Darin's suggested that we should look for future optimization as Blink's comment mentioned to remove 'semi-colon' storage in array:

 # Reuse substrings from earlier entries. This saves 1-2000
    # characters, but it's O(n^2) and not very smart. The optimal
    # solution has to solve the "Shortest Common Superstring" problem
    # and that is NP-Complete or worse.
    #
    # This would be even more efficient if we didn't store the
    # semi-colon in the array but as a bit in the entry.

__________

I am just creating this to explore it in future to fix this bug as well.

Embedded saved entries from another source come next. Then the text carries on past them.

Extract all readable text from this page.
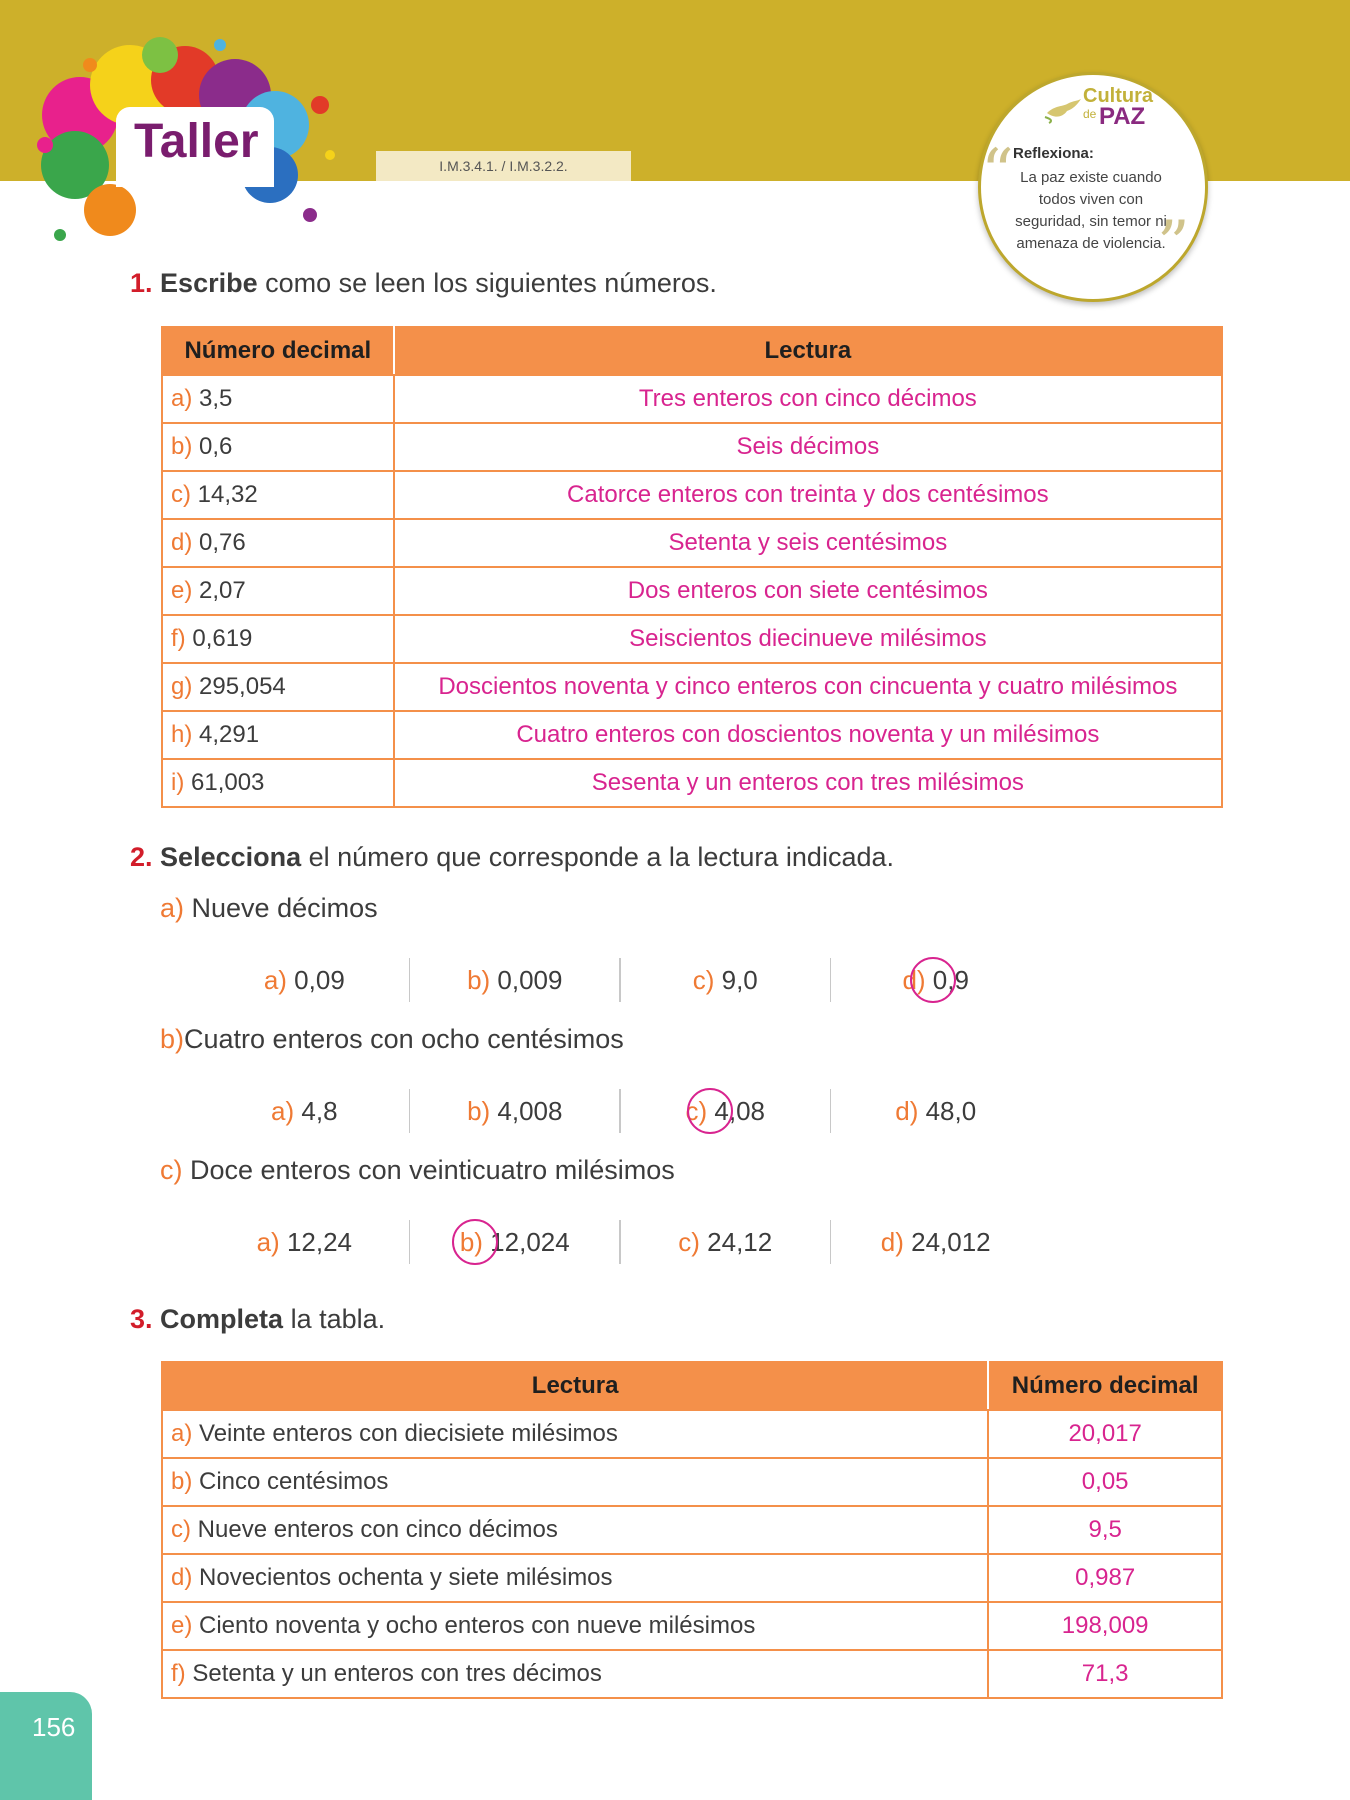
Taller	I.M.3.4.1. / I.M.3.2.2.
Cultura
de PAZ
“ Reflexiona:
La paz existe cuando todos viven con seguridad, sin temor ni amenaza de violencia.
”
1. Escribe como se leen los siguientes números.
Número decimal	Lectura
a) 3,5	Tres enteros con cinco décimos
b) 0,6	Seis décimos
c) 14,32	Catorce enteros con treinta y dos centésimos
d) 0,76	Setenta y seis centésimos
e) 2,07	Dos enteros con siete centésimos
f) 0,619	Seiscientos diecinueve milésimos
g) 295,054	Doscientos noventa y cinco enteros con cincuenta y cuatro milésimos
h) 4,291	Cuatro enteros con doscientos noventa y un milésimos
i) 61,003	Sesenta y un enteros con tres milésimos
2. Selecciona el número que corresponde a la lectura indicada.
a) Nueve décimos
a) 0,09	b) 0,009	c) 9,0	d) 0,9
b)Cuatro enteros con ocho centésimos
a) 4,8	b) 4,008	c) 4,08	d) 48,0
c) Doce enteros con veinticuatro milésimos
a) 12,24	b) 12,024	c) 24,12	d) 24,012
3. Completa la tabla.
Lectura	Número decimal
a) Veinte enteros con diecisiete milésimos	20,017
b) Cinco centésimos	0,05
c) Nueve enteros con cinco décimos	9,5
d) Novecientos ochenta y siete milésimos	0,987
e) Ciento noventa y ocho enteros con nueve milésimos	198,009
f) Setenta y un enteros con tres décimos	71,3
156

If someone can guide, I am happy to look into it and if someone else can grab and do it quickly. I am happy as well.

_________

Darin's comment for safe-keeping:

'''This is a very good point. It would be useful to continue with this optimization and remove the semicolons from the array. I am almost certain this could be done with no performance impact.'''

___________

Just wanted to raise this bug.

Thanks!
Comment 1 Radar WebKit Bug Importer 2023-03-05 15:44:19 PST
<rdar://problem/106264459>
Comment 2 Darin Adler 2023-03-05 16:02:51 PST
Pull request: https://github.com/WebKit/WebKit/pull/11089
Comment 3 EWS 2023-03-15 22:41:28 PDT
Committed 261734@main (3483dcf98d88): <https://commits.webkit.org/261734@main>

Reviewed commits have been landed. Closing PR #11089 and removing active labels.